Per una significativa coincidenza, il giorno della strage a Charlie Hebdo, è uscito in Francia il sesto romanzo scandalo di Michel Houellebcq, Soumission. Nel miglior stile dell’autore e dell’editore Flammarion, da giorni la grancassa della critica lo stava promuovendo, attraverso l’amplificazione di anticipazioni e commenti. Con la settimana di sangue imposta dal terrorismo di radice islamica, alcuni dei temi sollevati da quel dibattito chiamano attenzione.
Il protagonista del romanzo, François, è universitario e misantropo in una Francia che, all’inizio del prossimo decennio, si trova a scegliere se dare o non il potere alla destra estrema di Marine Le Pen. Il paese decide di affidare la presidenza a un fedele dell’Islam, leader della Fratellanza musulmana e si ritrova islamizzato. Dismessa l’anima tollerante, dimentica dei Lumi, gettata alle ortiche la religiosità laica di Voltaire, il vicino latino si lascia sottomettere ai valori pre-moderni dell’islam. Da lì il presidente, Mohammed Ben Abbes, spiccherà il volo per essere eletto presidente dell’Europa e della comunità euro-araba che verrà a edificarsi sotto la sua leadership.
Una trama tanto provocatoria ha dato il destro a personaggi come Emmanuel Carrère, dell’Istituto di Studi politici di Parigi, autore tra gli altri di Limonov e, non ancora tradotto in italiano (uscirà a marzo) di Le Royaume (Il regno), di trastullarsi su scenari fantasmagorici e millenaristici, basati — manco a dirlo! — su una presunta capacità profetica di Houellebcq che — poverino! — si occupa piuttosto di sbarcare il lunario dando sfogo al suo genio e agitando il più possibile i fedeli lettori.

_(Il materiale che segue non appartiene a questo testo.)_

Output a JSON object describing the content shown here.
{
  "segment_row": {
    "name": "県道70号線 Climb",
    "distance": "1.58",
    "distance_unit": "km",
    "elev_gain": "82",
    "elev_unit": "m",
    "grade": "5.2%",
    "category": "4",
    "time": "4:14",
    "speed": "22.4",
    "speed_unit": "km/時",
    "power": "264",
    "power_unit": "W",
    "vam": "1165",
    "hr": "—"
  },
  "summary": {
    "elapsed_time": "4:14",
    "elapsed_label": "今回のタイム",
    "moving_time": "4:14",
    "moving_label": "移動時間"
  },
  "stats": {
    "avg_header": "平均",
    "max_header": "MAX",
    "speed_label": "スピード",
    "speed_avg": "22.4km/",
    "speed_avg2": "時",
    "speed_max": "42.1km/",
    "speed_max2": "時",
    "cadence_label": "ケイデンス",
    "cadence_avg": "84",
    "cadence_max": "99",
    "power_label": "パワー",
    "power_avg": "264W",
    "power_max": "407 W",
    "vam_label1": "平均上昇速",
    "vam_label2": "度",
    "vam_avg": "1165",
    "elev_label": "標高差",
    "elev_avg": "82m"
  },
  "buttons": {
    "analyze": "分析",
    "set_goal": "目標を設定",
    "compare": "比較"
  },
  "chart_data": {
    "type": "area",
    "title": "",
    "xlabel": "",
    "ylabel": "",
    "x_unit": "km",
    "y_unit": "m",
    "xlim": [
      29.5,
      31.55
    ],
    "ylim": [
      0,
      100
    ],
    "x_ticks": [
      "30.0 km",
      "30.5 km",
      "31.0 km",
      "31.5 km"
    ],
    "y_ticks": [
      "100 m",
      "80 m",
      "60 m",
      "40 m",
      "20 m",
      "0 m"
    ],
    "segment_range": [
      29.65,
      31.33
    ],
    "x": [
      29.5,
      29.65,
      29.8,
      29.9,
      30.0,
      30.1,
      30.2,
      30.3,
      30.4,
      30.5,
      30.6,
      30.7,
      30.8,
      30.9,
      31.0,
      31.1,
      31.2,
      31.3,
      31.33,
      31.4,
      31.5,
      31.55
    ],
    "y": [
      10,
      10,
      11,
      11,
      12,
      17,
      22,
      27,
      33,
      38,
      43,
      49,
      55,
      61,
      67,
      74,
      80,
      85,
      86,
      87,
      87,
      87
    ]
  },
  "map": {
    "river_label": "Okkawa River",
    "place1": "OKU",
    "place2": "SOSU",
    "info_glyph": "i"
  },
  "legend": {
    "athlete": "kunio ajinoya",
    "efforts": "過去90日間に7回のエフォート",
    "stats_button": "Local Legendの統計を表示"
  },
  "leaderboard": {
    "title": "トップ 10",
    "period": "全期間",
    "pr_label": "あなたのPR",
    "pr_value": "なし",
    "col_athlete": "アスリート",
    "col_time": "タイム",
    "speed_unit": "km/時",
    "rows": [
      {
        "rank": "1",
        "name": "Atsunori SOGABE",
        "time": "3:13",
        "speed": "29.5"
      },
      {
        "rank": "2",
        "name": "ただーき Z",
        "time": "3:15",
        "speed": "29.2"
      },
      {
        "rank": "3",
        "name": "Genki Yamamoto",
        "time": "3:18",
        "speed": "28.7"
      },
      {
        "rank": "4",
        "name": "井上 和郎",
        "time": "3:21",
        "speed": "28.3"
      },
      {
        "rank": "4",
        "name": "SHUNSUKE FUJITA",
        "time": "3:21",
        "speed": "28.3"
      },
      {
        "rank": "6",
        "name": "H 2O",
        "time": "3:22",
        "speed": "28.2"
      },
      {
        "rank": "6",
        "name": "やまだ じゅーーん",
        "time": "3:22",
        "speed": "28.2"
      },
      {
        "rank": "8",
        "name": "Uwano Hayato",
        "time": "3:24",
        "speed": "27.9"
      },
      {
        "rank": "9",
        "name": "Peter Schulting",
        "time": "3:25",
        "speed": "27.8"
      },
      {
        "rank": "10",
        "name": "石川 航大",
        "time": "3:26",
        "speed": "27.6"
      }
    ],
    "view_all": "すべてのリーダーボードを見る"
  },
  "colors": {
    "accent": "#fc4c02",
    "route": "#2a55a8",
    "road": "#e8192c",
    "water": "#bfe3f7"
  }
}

All’orizzonte del nostro futuro prossimo ci sarebbe la nascita di un’epoca aurea nella quale l’Islam avrebbe la capacità di innestarsi sulla decadente civiltà occidentale per generare, nel giardino d’Europa, il nuovo virgulto. Si tratterebbe, secondo questi maitres à penser, di ripetere l’operazione che, un paio di millenni fa, iniziò a mischiare il paganesimo greco-romano con il nascente cristianesimo (“religione orientale intollerante, fanatica” la chiama Carrère). L’Europa dall’identità esangue e molliccia, si libererebbe finalmente dalle catene delle sue libertà, trovando nel nerboruto soggetto collettivo erede di Maometto chi la rivitalizzerebbe, restituendola al protagonismo globale.
Nel percorso ci sono seri errori storici e filosofici. La definizione che si dà del cristianesimo non corrisponde alla vicenda di una religione tanto intollerante e fanatica da proporre al mondo greco-romano una società senza schiavi, accettare la convivenza (ciascuno nella propria sfera) di imperatore e Dio, restituire dignità alla donna, combattere gli dei “falsi e bugiardi” con la predicazione del Vangelo non con la spada. Il monachesimo avrebbe salvato la memoria degli antichi autori classici, Tommaso coniugato la razionalità di Aristotele con i dati della fede. Quando sarebbe stato il suo turno, l’islam sugli stessi temi si sarebbe manifestato in ben altro modo. Per i cristiani “martirio” significava (significa) testimoniare la propria credenza accettando anche la morte; per l’islam uccidersi per uccidere chi la pensa diversamente.
La società europea, anche se in larga parte non più cristiana, non si fonderà con l’Islam militante per incompatibilità di valori e prospettive. C’è dell’altro. Gli islamici devoti e gli immigrati maghrebini non cercano il potere politico europeo. Lo fanno i violenti dell’integralismo, come l’IS e però, alla prospettiva presidenziale additata da Houellebcq preferiscono altre vie: ”Prenderemo Roma, spezzeremo le vostre croci, renderemo schiave le vostre donne”, ci hanno scritto.